Jumat , 20 September 2019 | 08:13
Pencarian Twin Otter yang Hilang di Papua Terkendala Cuaca
Sumber Foto Detik.com
Pencarian pesawat Twin Otter terkendala cuaca yang tidak menentu.

TIMIKA - Dua pesawat yang membawa tim pencarian pesawat Twin Otter DHC6-400 dengan nomor registrasi PK-CDC yang hilang kontak di Papua telah diberangkatkan. Sebanyak 14 orang tim dikerahkan.

Dua pesawat itu adalah Susi Air yang berangkat pada pukul 05.44 WIB dan pesawat milik Carpediem PK CDJ400 yang berangkat pada pukul 06.22 Wit.

Komandan Lanud Yohanis Kapiyau Timika, Letnan Kolonel (Pnb) Sugeng Sugiharto, mengatakan pesawat hilang kontak tersebut tidak memancarkan sinyal Emergency Locator Transmitter (ELT). Normalnya, pesawat secara otomatis akan memancarkan sinyal ELT jika crash (jatuh).

Menurut Sugeng, kesempatan selamat bagi kru pesawat masih memungkinkan jika terjadi pendaratan darurat. Sebab, pesawat memang tidak memancarkan sinyal ELT jika melakukan pendaratan darurat.

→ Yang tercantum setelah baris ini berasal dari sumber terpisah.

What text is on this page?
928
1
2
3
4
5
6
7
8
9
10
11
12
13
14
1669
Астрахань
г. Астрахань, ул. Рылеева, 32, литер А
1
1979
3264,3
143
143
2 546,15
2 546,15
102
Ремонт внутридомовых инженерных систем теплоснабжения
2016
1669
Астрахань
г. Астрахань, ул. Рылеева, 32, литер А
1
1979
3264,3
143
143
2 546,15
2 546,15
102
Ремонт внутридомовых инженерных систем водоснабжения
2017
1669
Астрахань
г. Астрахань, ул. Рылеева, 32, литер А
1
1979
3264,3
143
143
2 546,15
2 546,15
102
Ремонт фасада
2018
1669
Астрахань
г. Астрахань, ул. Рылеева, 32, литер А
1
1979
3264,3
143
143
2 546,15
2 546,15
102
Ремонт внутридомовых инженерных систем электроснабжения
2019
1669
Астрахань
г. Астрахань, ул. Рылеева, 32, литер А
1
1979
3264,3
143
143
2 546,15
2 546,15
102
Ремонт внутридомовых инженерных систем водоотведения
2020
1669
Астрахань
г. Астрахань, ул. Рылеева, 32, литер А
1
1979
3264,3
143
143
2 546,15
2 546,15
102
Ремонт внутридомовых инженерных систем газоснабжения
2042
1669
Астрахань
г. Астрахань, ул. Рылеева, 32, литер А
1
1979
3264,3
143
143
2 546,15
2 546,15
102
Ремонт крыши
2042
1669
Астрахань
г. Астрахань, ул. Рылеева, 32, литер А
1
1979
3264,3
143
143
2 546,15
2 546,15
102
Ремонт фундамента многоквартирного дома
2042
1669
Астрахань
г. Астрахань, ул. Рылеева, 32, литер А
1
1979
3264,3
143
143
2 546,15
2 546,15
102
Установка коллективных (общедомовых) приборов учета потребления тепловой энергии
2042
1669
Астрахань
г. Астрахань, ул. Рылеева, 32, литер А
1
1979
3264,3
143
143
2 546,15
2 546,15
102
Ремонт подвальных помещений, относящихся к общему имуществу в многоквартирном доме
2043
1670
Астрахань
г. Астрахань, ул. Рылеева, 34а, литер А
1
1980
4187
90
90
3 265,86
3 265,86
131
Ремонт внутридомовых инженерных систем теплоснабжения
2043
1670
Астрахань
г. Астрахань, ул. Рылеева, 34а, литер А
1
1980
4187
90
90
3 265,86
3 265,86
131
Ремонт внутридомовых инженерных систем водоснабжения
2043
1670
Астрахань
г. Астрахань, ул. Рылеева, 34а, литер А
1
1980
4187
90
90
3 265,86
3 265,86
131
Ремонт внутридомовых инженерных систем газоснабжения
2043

Dalam pencarian hari ketiga ini, tim gabungan TNI-Polri dan Basarnas belum menemui hasil. Faktor cuaca menjadi kendala dalam proses pencarian."Pagi ini tim telah diberangkatkan dan melakukan pencarian, tapi cuaca buruk dan belum membuahkan hasil, mudah-mudahan siang cuaca membaik," kata Sugeng, Jumat (20/9/2019).

Sementara itu, pilot Susi Air, Kristopher Moell, yang juga turut membantu proses pencarian menyatakan cuaca di kawasan yang menjadi titik pencarian dilanda hujan dan angin kencang."Kemarin bagus, sekarang hujan, angin kencang, cuaca jelek," kata Kristopher seperti dikutip detik.com.

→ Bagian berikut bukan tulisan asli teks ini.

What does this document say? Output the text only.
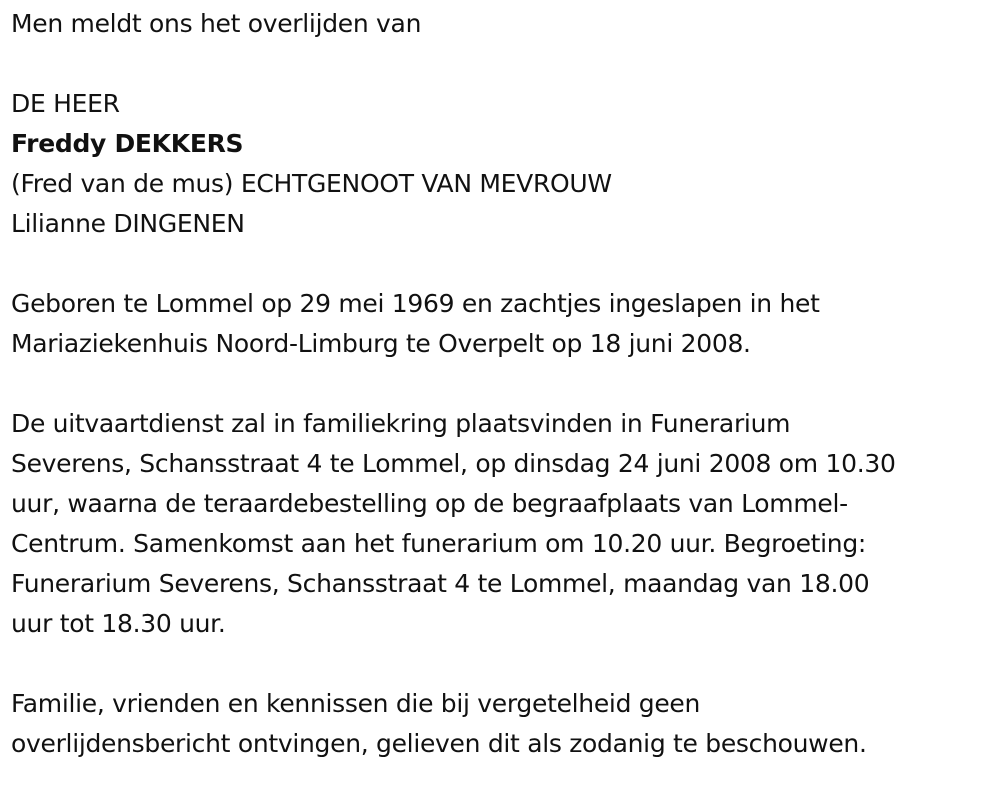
Men meldt ons het overlijden van
DE HEER
Freddy DEKKERS
(Fred van de mus) ECHTGENOOT VAN MEVROUW
Lilianne DINGENEN
Geboren te Lommel op 29 mei 1969 en zachtjes ingeslapen in het
Mariaziekenhuis Noord-Limburg te Overpelt op 18 juni 2008.
De uitvaartdienst zal in familiekring plaatsvinden in Funerarium
Severens, Schansstraat 4 te Lommel, op dinsdag 24 juni 2008 om 10.30
uur, waarna de teraardebestelling op de begraafplaats van Lommel-
Centrum. Samenkomst aan het funerarium om 10.20 uur. Begroeting:
Funerarium Severens, Schansstraat 4 te Lommel, maandag van 18.00
uur tot 18.30 uur.
Familie, vrienden en kennissen die bij vergetelheid geen
overlijdensbericht ontvingen, gelieven dit als zodanig te beschouwen.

Tim pencarian tidak bisa melihat secara visual lantaran awan tebal menutupi hampir seluruh kawasan titik pencarian.

Dalam pesawat yang hilang kontak ini terdapat 4 orang terdiri dari 3 kru dan satu penumpang. Pilot bernama Dasep, copilot Yudra, mekanik Ujang dan satu penumpang anggota Brimob Baharada Hadi.